NEW YORK — President Joe Biden denounced Russian aggression in front of the world on Tuesday, taking to the United Nations to deliver an urgent call to rally around Ukraine — a pressing message aimed both at global partners and to those at home.
Biden hit many of the same notes as he did a year ago from the same New York rostrum, but from a dramatically changed backdrop. Last year, a Ukrainian counteroffensive had met with astounding success and aid to Kyiv flowed freely. Now, Ukraine’s latest ground push is stalling and, with a U.S. presidential election looming, House Republicans have threatened to slash aid to the war-torn country.

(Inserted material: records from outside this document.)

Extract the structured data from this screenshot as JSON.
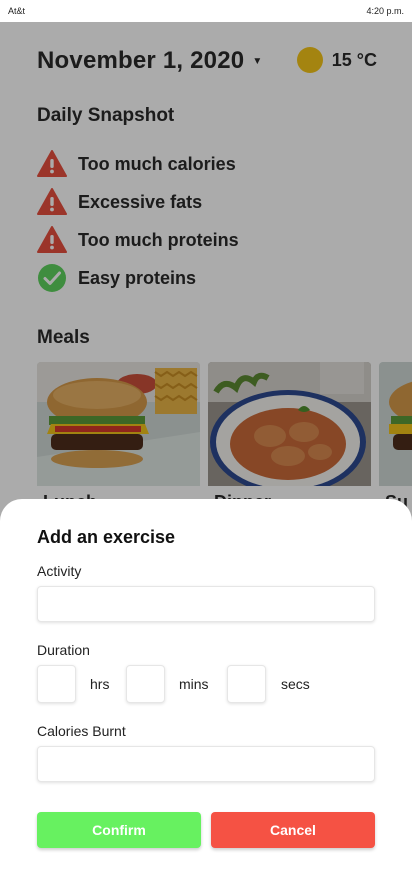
{
  "status_bar": {
    "carrier": "At&t",
    "time": "4:20 p.m."
  },
  "header": {
    "date": "November 1, 2020",
    "dropdown_icon": "caret-down-icon",
    "weather_icon": "sun-icon",
    "temperature": "15 °C"
  },
  "snapshot": {
    "title": "Daily Snapshot",
    "items": [
      {
        "label": "Too much calories",
        "icon": "warning-icon",
        "status": "warning"
      },
      {
        "label": "Excessive fats",
        "icon": "warning-icon",
        "status": "warning"
      },
      {
        "label": "Too much proteins",
        "icon": "warning-icon",
        "status": "warning"
      },
      {
        "label": "Easy proteins",
        "icon": "check-circle-icon",
        "status": "ok"
      }
    ]
  },
  "meals": {
    "title": "Meals",
    "cards": [
      {
        "label": "Lunch",
        "photo": "burger-fries-photo"
      },
      {
        "label": "Dinner",
        "photo": "ravioli-bowl-photo"
      },
      {
        "label": "Su",
        "photo": "burger-photo"
      }
    ]
  },
  "modal": {
    "title": "Add an exercise",
    "activity_label": "Activity",
    "activity_value": "",
    "duration_label": "Duration",
    "hrs_label": "hrs",
    "mins_label": "mins",
    "secs_label": "secs",
    "calories_label": "Calories Burnt",
    "calories_value": "",
    "confirm_label": "Confirm",
    "cancel_label": "Cancel"
  },
  "colors": {
    "warning": "#e8503f",
    "ok": "#5ed25e",
    "sun": "#f5c518",
    "confirm": "#67f160",
    "cancel": "#f55244"
  }
}
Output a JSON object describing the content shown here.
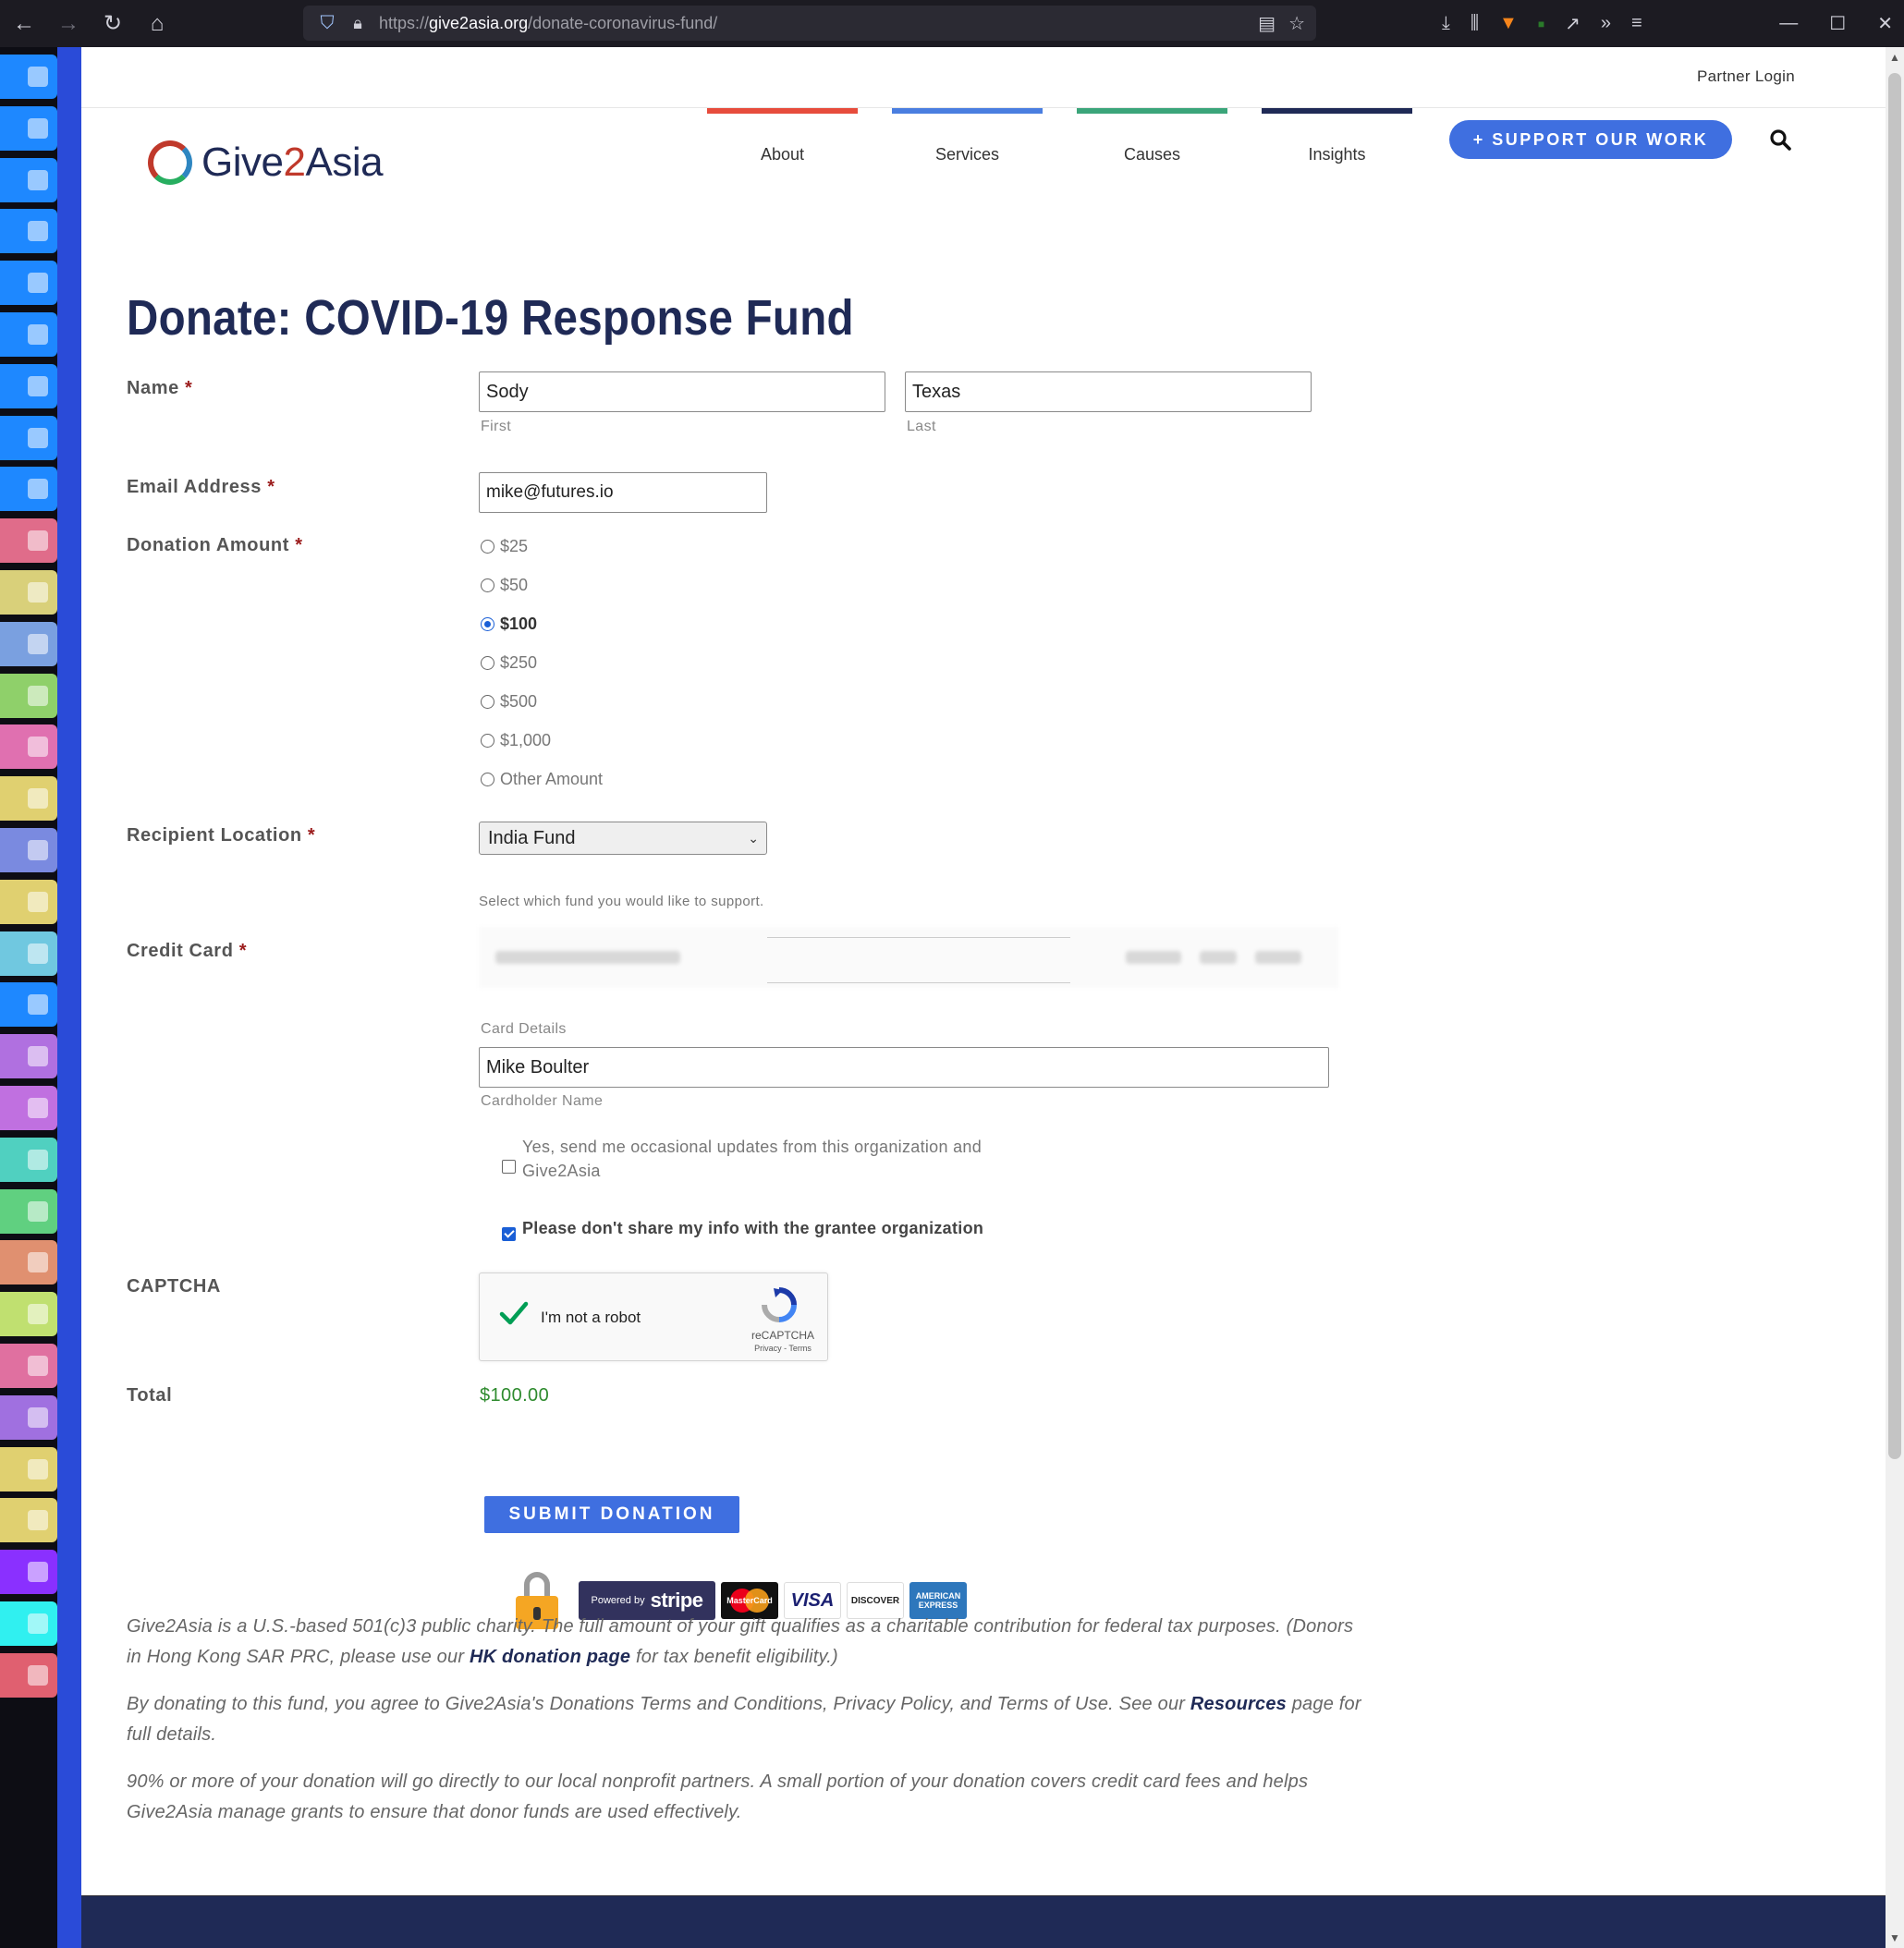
{
  "browser": {
    "url_prefix": "https://",
    "url_domain": "give2asia.org",
    "url_path": "/donate-coronavirus-fund/",
    "icons": {
      "back": "←",
      "forward": "→",
      "reload": "↻",
      "home": "⌂",
      "reader": "▤",
      "bookmark": "☆",
      "download": "⤓",
      "library": "⫼",
      "overflow": "»",
      "menu": "≡",
      "minimize": "—",
      "maximize": "☐",
      "close": "✕"
    }
  },
  "header": {
    "partner_login": "Partner Login",
    "logo_text_a": "Give",
    "logo_text_b": "2",
    "logo_text_c": "Asia",
    "nav": [
      "About",
      "Services",
      "Causes",
      "Insights"
    ],
    "support_button": "+ SUPPORT OUR WORK"
  },
  "form": {
    "title": "Donate: COVID-19 Response Fund",
    "required_marker": "*",
    "name": {
      "label": "Name",
      "first_value": "Sody",
      "first_sublabel": "First",
      "last_value": "Texas",
      "last_sublabel": "Last"
    },
    "email": {
      "label": "Email Address",
      "value": "mike@futures.io"
    },
    "donation": {
      "label": "Donation Amount",
      "options": [
        "$25",
        "$50",
        "$100",
        "$250",
        "$500",
        "$1,000",
        "Other Amount"
      ],
      "selected": "$100"
    },
    "recipient": {
      "label": "Recipient Location",
      "selected": "India Fund",
      "help": "Select which fund you would like to support."
    },
    "credit_card": {
      "label": "Credit Card",
      "card_details_sublabel": "Card Details",
      "cardholder_value": "Mike Boulter",
      "cardholder_sublabel": "Cardholder Name"
    },
    "opt_in_text": "Yes, send me occasional updates from this organization and Give2Asia",
    "opt_in_checked": false,
    "no_share_text": "Please don't share my info with the grantee organization",
    "no_share_checked": true,
    "captcha": {
      "label": "CAPTCHA",
      "text": "I'm not a robot",
      "brand": "reCAPTCHA",
      "links": "Privacy - Terms"
    },
    "total": {
      "label": "Total",
      "value": "$100.00"
    },
    "submit_label": "SUBMIT DONATION"
  },
  "payment": {
    "powered_by": "Powered by",
    "stripe": "stripe",
    "mastercard": "MasterCard",
    "visa": "VISA",
    "discover": "DISCOVER",
    "amex": "AMERICAN EXPRESS"
  },
  "legal": {
    "p1_before": "Give2Asia is a U.S.-based 501(c)3 public charity. The full amount of your gift qualifies as a charitable contribution for federal tax purposes. (Donors in Hong Kong SAR PRC, please use our ",
    "p1_link": "HK donation page",
    "p1_after": " for tax benefit eligibility.)",
    "p2_before": "By donating to this fund, you agree to Give2Asia's Donations Terms and Conditions, Privacy Policy, and Terms of Use. See our ",
    "p2_link": "Resources",
    "p2_after": " page for full details.",
    "p3": "90% or more of your donation will go directly to our local nonprofit partners. A small portion of your donation covers credit card fees and helps Give2Asia manage grants to ensure that donor funds are used effectively."
  },
  "colors": {
    "navy": "#1f2a56",
    "accent_blue": "#3f6fe0",
    "nav_about": "#e74c3c",
    "nav_services": "#4a7ee0",
    "nav_causes": "#3ba57a",
    "nav_insights": "#1f2a56",
    "total_green": "#2e8b2e"
  }
}
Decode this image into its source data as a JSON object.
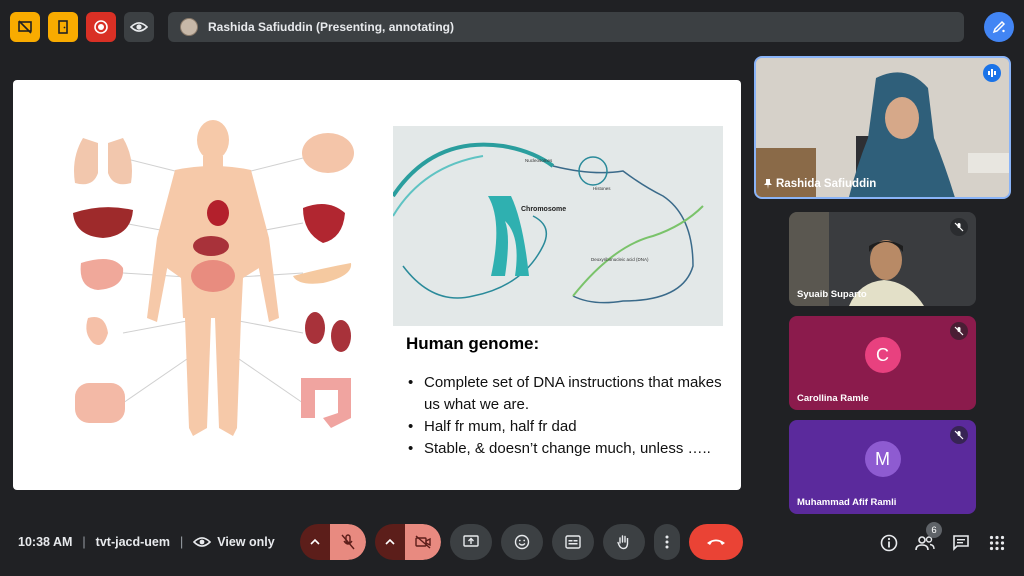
{
  "topbar": {
    "presenter_text": "Rashida Safiuddin (Presenting, annotating)",
    "icons": [
      "present-to-all-off-icon",
      "door-exit-icon",
      "record-icon",
      "eye-icon",
      "annotate-pen-icon"
    ]
  },
  "slide": {
    "genome_title": "Human genome:",
    "bullets": [
      "Complete set of DNA instructions that makes us what we are.",
      "Half fr mum, half fr dad",
      "Stable, & doesn’t change much, unless ….."
    ],
    "dna_labels": {
      "nucleosomes": "Nucleosomes",
      "histones": "Histones",
      "chromosome": "Chromosome",
      "dna": "Deoxyribonucleic acid (DNA)"
    }
  },
  "participants": [
    {
      "name": "Rashida Safiuddin",
      "status": "speaking"
    },
    {
      "name": "Syuaib Suparto",
      "status": "muted"
    },
    {
      "name": "Carollina Ramle",
      "status": "muted",
      "initial": "C"
    },
    {
      "name": "Muhammad Afif Ramli",
      "status": "muted",
      "initial": "M"
    }
  ],
  "bottombar": {
    "time": "10:38 AM",
    "separator": "|",
    "meeting_code": "tvt-jacd-uem",
    "view_only_label": "View only",
    "people_count": "6"
  },
  "colors": {
    "background": "#202124",
    "end_call": "#ea4335",
    "accent_blue": "#1a73e8",
    "muted_control": "#e88a80"
  }
}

“No nation wants this war to end more than Ukraine. Russia alone bears responsibility, has power to end war, and stands in the way of peace,” Biden said. “Russia believes that the world will grow weary and allow it to brutalize Ukraine without consequence.”
The president declared the U.N. must “stand up to this naked aggression,” drawing applause from many in attendance, including Ukrainian President Volodymyr Zelenskyy, who will address the assembly later to seek aid for his battered nation.
But the speech also differed from last year’s version in other ways. Biden’s call to stand with Ukraine came nearly 20 minutes into his address, and he showcased a foreign policy vision that extended far beyond the war zone. He spent much of his remarks focused on the developing world, returning to his long-running theme to rally democracies against the globe’s rising autocracies. On Tuesday, he went further, implicitly urging developing nations to turn their backs on Russia and China’s autocracies and join an inter-connected, rules-based order promoted by the U.S. and its allies.